旅籠屋兼不動産管理人の末子として生まれ、当初は神学校に通ったが、
適性が無く女性と駆け落ちの末放校された。
無一文で放浪中に騎兵中隊に飛び入り入隊し、軍曹まで出世した後故郷で小間物屋となった。
故郷では風采が良く人気者で、名を知られた存在となった。
軍に復帰すると優れた騎兵指揮官としてここでも人気者となり、兵士の選挙で士官に選出された。
やがてヴァンデミエールの反乱で大砲奪取の任務を成功させてナポレオンの目に留まり、
以後ナポレオンの下で勇猛な騎兵士官としてイタリア遠征やエジプト遠征で活躍した。
さらにナポレオンの妹のカロリーヌと結婚し、ボナパルト家の一員となった。
さらに昇進してナポレオン皇帝即位の際には元帥、さらにベルク大公、ナポリ王となったが、
栄達に反して司令官としての采配には鈍りが見られるようになった。
夫婦そろって権勢欲が強く、ナポレオンへの忠誠よりも保身を優先するようになり、
ロシア遠征失敗後は独自の外交交渉でフランスから離反した。
しかしウィーン会議では王位が剥奪され、
ナポレオンがエルバ島を脱出すると独断でオーストリアと戦って敗れ、
ナポレオンの下に逃げ込むものの怒りを買って士官を断られと散々な結果となった。
最後はワーテルローの戦いの後起死回生を図って挙兵するが、
勝てるはずもなく逮捕、処刑された。
ミュラは騎兵指揮官としては非常に優秀で、大胆不敵かつ威風堂々として美丈夫の人気者であった。
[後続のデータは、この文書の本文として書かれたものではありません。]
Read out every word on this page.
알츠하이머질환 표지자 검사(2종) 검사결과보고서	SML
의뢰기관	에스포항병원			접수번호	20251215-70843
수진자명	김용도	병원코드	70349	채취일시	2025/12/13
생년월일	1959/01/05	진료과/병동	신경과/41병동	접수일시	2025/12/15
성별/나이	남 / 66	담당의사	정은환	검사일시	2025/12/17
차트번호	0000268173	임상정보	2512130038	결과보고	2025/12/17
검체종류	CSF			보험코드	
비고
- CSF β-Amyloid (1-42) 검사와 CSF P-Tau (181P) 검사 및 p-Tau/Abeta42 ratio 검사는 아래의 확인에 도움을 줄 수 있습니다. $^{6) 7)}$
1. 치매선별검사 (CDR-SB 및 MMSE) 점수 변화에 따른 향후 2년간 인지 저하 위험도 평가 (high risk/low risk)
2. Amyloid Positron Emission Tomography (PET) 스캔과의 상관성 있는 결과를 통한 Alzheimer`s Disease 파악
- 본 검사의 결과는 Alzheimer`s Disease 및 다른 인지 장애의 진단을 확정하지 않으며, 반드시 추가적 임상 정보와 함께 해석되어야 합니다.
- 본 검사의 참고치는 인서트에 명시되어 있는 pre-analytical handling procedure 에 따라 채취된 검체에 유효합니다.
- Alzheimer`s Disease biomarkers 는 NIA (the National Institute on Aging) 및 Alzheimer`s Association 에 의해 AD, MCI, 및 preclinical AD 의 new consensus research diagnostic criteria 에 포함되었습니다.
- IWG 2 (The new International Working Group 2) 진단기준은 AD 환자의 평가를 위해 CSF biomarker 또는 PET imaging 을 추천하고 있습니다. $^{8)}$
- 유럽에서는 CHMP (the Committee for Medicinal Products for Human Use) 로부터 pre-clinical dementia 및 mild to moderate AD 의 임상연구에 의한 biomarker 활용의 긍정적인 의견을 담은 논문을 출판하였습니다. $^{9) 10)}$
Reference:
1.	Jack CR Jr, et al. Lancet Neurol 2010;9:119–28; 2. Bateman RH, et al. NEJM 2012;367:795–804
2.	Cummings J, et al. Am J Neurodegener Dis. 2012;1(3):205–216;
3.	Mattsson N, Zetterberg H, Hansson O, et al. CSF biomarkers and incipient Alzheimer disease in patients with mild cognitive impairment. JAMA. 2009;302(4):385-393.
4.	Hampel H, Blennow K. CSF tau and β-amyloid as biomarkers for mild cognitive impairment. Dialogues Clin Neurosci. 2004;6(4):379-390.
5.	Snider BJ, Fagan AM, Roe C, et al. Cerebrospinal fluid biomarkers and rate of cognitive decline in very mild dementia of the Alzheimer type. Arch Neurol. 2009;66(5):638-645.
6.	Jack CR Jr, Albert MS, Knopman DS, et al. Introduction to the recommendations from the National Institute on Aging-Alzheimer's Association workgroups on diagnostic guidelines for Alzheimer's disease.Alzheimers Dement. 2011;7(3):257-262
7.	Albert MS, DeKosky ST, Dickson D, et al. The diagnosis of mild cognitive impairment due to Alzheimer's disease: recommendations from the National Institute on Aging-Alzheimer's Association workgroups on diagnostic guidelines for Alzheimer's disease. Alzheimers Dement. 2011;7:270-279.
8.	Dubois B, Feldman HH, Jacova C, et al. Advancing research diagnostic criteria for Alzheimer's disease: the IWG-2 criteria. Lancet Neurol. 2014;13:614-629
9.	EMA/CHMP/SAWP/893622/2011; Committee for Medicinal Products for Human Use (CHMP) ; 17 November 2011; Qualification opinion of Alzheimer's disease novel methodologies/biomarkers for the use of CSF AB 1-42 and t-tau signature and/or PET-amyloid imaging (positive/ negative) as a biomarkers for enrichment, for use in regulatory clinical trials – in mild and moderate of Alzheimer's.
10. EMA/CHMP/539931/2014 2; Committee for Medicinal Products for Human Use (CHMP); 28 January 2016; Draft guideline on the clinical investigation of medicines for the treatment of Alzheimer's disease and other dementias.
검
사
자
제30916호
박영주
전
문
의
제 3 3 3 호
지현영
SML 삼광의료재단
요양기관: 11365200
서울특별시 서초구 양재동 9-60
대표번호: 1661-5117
しかしそれ以外、特に立身出世を果たした後の大軍を率いる司令官・君主としての能力は凡庸で、
統率力も戦略能力も政治力も欠けていた。
そのためかつての騎兵のエースであった騎士気取りの伊達男は見る影もなくなり、
戦場での功績も上げられず迷走の果て処刑されるに至った。
欲をかいて出世し過ぎたことか、自分の能力を把握できていなかったことが悲劇の原因であろう。
ちなみに神学校以来の友人で同じ騎兵士官であったべシェールとは仲が良かったが、
真面目なランヌやダヴーからは俗物として嫌われていた。